Boil water in a saucepan (bubbles mean it is boiling!). Take two eggs (for one person) out of the refrigerator. Hold them under the hot tap water to make them ready for what awaits them.
Place each in a pan, one after the other, and let them slip soundlessly into the (boiling) water. Consult your wristwatch. Stand over them with a spoon preventing them (they are apt to roll) from knocking against the damned side of the pan.
If, however, an egg cracks in the water (now bubbling like mad) and starts to disgorge a cloud of white stuff like a medium in an oldfashioned seance, fish it out and throw it away. Take another and be more careful.
After 200 seconds have passed, or, say, 240 (taking interruptions into account), start scooping the eggs out. Place them, round end up, in two egg cups. With a small spoon tap-tap in a circle and then pry open the lid of the shell. Have some salt and buttered bread (white) ready. Eat.
Take another and be more careful!
Comments
The easier way, which prevents cracking, is to put them in the pan before you set it on the stove. Then when the water starts to boil, set the timer for 3 minutes. Take them out and eat. You break a lot fewer eggs that way.
sorry greg, your recipe sucks.
Absolutely wonderful. That made my morning.
Next time I write down a recipe I'm going to write it in the style of Nabokov.....
so is the water boiling? I wasn't clear.
"Hold them under the hot tap water to make them ready for what awaits them" is one of the best sentences I've ever read.
I like the "round end up" part.
@4: I want an entire cookbook written like this. Get on it.
Greg's recipe is obviously for soft-boiled eggs.
Vlad's holding the eggs under warm tap water prior to boiling sounds intriguing.
@6: I feel that way about many of Nabokov's sentences.
@6: That's exactly what I was going to say. Whimsical yet tinged with dread.

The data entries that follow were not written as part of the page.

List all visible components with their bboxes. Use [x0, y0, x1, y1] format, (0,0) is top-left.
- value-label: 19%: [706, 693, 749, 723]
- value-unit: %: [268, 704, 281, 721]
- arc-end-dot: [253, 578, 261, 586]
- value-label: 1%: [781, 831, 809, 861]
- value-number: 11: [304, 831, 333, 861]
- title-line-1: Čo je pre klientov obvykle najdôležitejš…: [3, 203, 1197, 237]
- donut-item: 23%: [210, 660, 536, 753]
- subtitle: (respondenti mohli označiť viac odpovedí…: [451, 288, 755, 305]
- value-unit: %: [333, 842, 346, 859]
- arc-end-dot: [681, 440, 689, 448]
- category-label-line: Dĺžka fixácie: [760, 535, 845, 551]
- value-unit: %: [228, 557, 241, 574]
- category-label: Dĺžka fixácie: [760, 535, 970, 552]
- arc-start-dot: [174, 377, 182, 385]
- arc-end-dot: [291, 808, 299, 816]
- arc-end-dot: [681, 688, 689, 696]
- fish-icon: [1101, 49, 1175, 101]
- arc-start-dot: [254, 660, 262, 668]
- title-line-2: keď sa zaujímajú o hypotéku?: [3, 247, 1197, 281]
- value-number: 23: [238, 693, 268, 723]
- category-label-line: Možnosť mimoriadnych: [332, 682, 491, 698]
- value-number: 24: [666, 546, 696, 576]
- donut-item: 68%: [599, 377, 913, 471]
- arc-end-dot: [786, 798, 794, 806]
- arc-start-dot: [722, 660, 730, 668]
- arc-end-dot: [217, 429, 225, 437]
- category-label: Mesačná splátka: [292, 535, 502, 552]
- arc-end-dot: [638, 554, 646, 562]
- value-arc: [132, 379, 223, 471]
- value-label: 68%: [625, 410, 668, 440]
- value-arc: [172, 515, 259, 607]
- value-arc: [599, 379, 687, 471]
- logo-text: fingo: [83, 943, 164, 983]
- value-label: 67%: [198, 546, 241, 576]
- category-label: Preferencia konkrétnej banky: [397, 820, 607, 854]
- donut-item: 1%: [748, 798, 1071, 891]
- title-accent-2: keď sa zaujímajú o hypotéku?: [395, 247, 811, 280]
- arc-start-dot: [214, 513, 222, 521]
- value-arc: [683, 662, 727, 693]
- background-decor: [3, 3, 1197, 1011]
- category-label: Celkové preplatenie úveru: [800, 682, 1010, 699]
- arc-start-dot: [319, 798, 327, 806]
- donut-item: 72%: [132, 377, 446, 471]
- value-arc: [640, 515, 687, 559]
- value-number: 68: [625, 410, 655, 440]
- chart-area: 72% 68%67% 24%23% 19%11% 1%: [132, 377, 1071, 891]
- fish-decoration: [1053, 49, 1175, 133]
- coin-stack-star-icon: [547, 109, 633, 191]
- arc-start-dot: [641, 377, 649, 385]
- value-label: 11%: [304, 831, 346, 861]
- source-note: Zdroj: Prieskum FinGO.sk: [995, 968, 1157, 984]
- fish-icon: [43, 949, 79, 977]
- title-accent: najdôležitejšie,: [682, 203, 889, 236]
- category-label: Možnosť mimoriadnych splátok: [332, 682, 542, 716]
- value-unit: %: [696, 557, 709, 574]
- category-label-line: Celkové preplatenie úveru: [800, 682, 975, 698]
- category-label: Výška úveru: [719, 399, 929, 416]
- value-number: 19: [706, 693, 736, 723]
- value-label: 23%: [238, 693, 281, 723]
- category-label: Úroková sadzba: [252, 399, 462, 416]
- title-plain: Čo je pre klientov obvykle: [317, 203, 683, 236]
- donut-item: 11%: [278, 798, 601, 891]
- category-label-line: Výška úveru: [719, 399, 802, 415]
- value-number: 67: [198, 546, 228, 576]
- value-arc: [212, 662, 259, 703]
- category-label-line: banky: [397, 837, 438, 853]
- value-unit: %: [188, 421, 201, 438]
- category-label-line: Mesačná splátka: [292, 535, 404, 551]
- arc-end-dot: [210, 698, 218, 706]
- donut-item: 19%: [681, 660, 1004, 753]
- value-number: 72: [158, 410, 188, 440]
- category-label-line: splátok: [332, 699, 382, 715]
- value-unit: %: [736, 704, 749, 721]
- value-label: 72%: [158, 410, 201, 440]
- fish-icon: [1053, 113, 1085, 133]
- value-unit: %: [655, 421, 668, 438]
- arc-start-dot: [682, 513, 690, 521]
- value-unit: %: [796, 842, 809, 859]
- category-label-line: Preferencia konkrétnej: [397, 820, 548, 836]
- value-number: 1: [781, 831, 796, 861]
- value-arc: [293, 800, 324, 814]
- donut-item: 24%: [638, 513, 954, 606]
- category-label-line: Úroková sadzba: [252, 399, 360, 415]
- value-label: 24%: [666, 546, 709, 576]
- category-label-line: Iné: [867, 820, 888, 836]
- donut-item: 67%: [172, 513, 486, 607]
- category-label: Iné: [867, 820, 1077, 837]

Vladimir Nabokov makes me feel inferior in every way: He writes --in his fourth language-- more eloquently and compellingly than I could ever muster.
above is ok for old fashioned in the shell soft...
Hard Boiled, here, easy, put them in the water - bring to a boil, some bubbles is the boil, turn off the heat, cover with anything, plate etc., let set for 10 minutes, take to the sink and pour off hot water, run cold to cool at once .... voila.... perfect hard boiled eggs that easily peel.
Soft boiled is silly, poach them...easy, perfect, no shell bits, better taste..
Egg Lover ( do a batch of Hard boiled and make deviled eggs )
@13: but then you don't get to use an egg cup. Or a tiny spoon. So really, what's the point?
Unless eggs Benedict is involved, in which case, carry on.
"Just like the
eggs in the
recipe by Nabokov
Don't stand, don't stand so, don't stand so close to me..."
"If, however, an egg cracks in the water (now bubbling like mad) and starts to disgorge a cloud of white stuff like a medium in an oldfashioned seance..."
That may be the single funniest sentence Nabokov ever wrote. That was the first time I've ever ACTUALLY spat coffee on my keyboard.
@15: shame that Sting didn't know how to pronounce his name.
@12: English was actually Nabokov's first written language. He was raised trilingually, Russian, English and French, like all good little aristocratic scholars of the day. German came later.